Dr. Peter Attia's Longevity DEXA Metrics | Visceral Fat | DEXA Body Scan (UK)

Описание к видео Dr. Peter Attia's Longevity DEXA Metrics | Visceral Fat | DEXA Body Scan (UK)

Welcome to the first of three deep-dive videos in our series looking at the DEXA scan metrics of key interest to Peter Attia. Peter is the author of the bestselling book Outlive: The Science & Art of Longevity.

In this first video, we’ll be looking at visceral fat.

In Outlive, Attia likens a person’s normal, subcutaneous fat storage to a bathtub. Our changing level of body fat is like the water level in the bath, he says, rising and falling depending on how fast water flows in from the tap and how quickly it drains down the plughole. When we eat ‘at maintenance’ (calories in = calories out), our fat and weight stay the same, akin to the water level in the bath remaining constant because it fills and empties at the same rate.

But it’s when the taps are fully opened and the bathtub fills and spills over (that is, we eat way more calories than we burn) that problems arise. When our subcutaneous stores fill up, fat spills over into your muscle tissue, blood, liver and pancreas, and around your heart and other organs.
This excess, overspill fat is linked with what Attia calls The Four Horsemen – heart disease, cancer, dementia and diabetes. The fat that accumulates around your organs is visceral fat, which Attia describes as “anything but harmless”.

He says our risk from visceral fat is based on our own genetic capacity to store subcutaneous fat – some people have a bathtub, some a full-size jacuzzi, others a small bucket.

On the Bodyscan DEXA report, your visceral fat result is shown by the last number in the Adipose Tissue table.

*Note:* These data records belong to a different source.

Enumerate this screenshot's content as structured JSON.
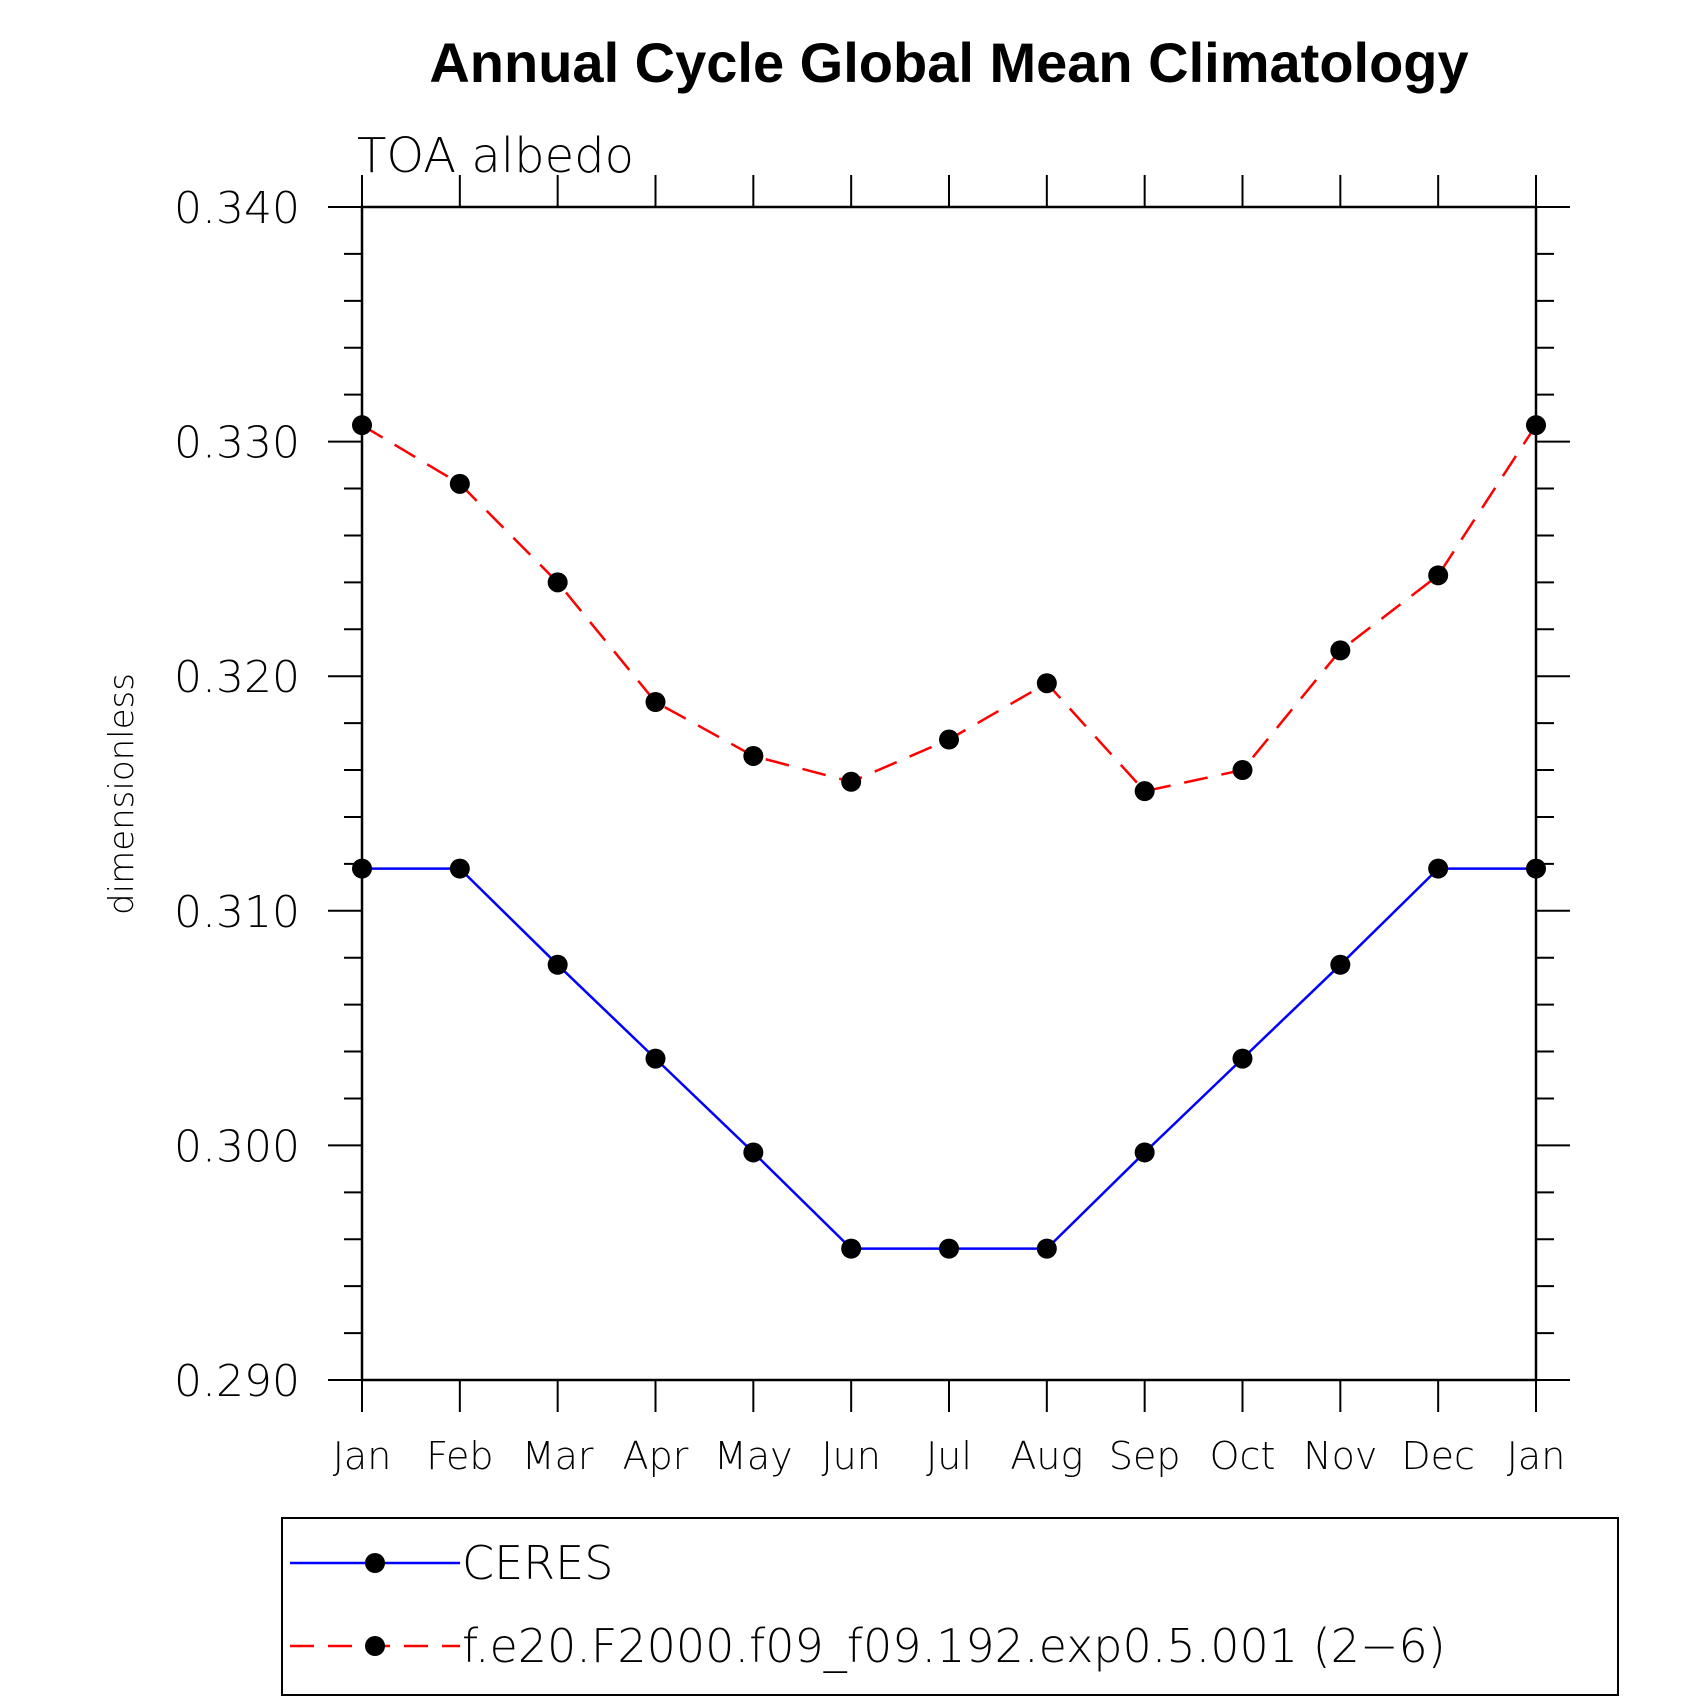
{
  "chart_data": {
    "type": "line",
    "title": "Annual Cycle Global Mean Climatology",
    "subtitle": "TOA albedo",
    "ylabel": "dimensionless",
    "xlabel": "",
    "categories": [
      "Jan",
      "Feb",
      "Mar",
      "Apr",
      "May",
      "Jun",
      "Jul",
      "Aug",
      "Sep",
      "Oct",
      "Nov",
      "Dec",
      "Jan"
    ],
    "ylim": [
      0.29,
      0.34
    ],
    "yticks": [
      "0.290",
      "0.300",
      "0.310",
      "0.320",
      "0.330",
      "0.340"
    ],
    "ytick_values": [
      0.29,
      0.3,
      0.31,
      0.32,
      0.33,
      0.34
    ],
    "yminor_step": 0.002,
    "series": [
      {
        "name": "CERES",
        "color": "#0000ff",
        "style": "solid",
        "marker": "filled-circle",
        "values": [
          0.3118,
          0.3118,
          0.3077,
          0.3037,
          0.2997,
          0.2956,
          0.2956,
          0.2956,
          0.2997,
          0.3037,
          0.3077,
          0.3118,
          0.3118
        ]
      },
      {
        "name": "f.e20.F2000.f09_f09.192.exp0.5.001 (2−6)",
        "color": "#ff0000",
        "style": "dashed",
        "marker": "filled-circle",
        "values": [
          0.3307,
          0.3282,
          0.324,
          0.3189,
          0.3166,
          0.3155,
          0.3173,
          0.3197,
          0.3151,
          0.316,
          0.3211,
          0.3243,
          0.3307
        ]
      }
    ],
    "legend_position": "bottom"
  }
}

Diagnostic thresholds have been applied, such that a measurement below 100 is considered normal. Between 100-160 is ‘increased risk’ and above 160 as ‘high risk.

Bodyscan data shows that visceral fat increases with age, and once you reach the 50th percentile (the average) for overall body fat, visceral fat will double between your 20s and your 50s.

Being ‘average’ might sound OK but in Outlive, Attia says, “It doesn’t take much visceral fat to cause problems.” Even a 40-year-old man with average total body fat “would be considered at exceptionally high risk for cardiovascular disease and type 2 diabetes, in the top 5 percent of risk for your age and sex.”

Now, Bodyscan data shows that visceral fat can remain very low regardless of age. At the lowest percentiles there is little change in the value. In contrast, the highest percentiles we see visceral fat climbing higher and higher – for men and women over 50, visceral fat scores are double those for the under-30s.

In all percentiles, women suffer from a faster rate of increase in visceral fat as they age, particularly after menopause, and at the highest percentiles, women end up with as much visceral fat or more than men.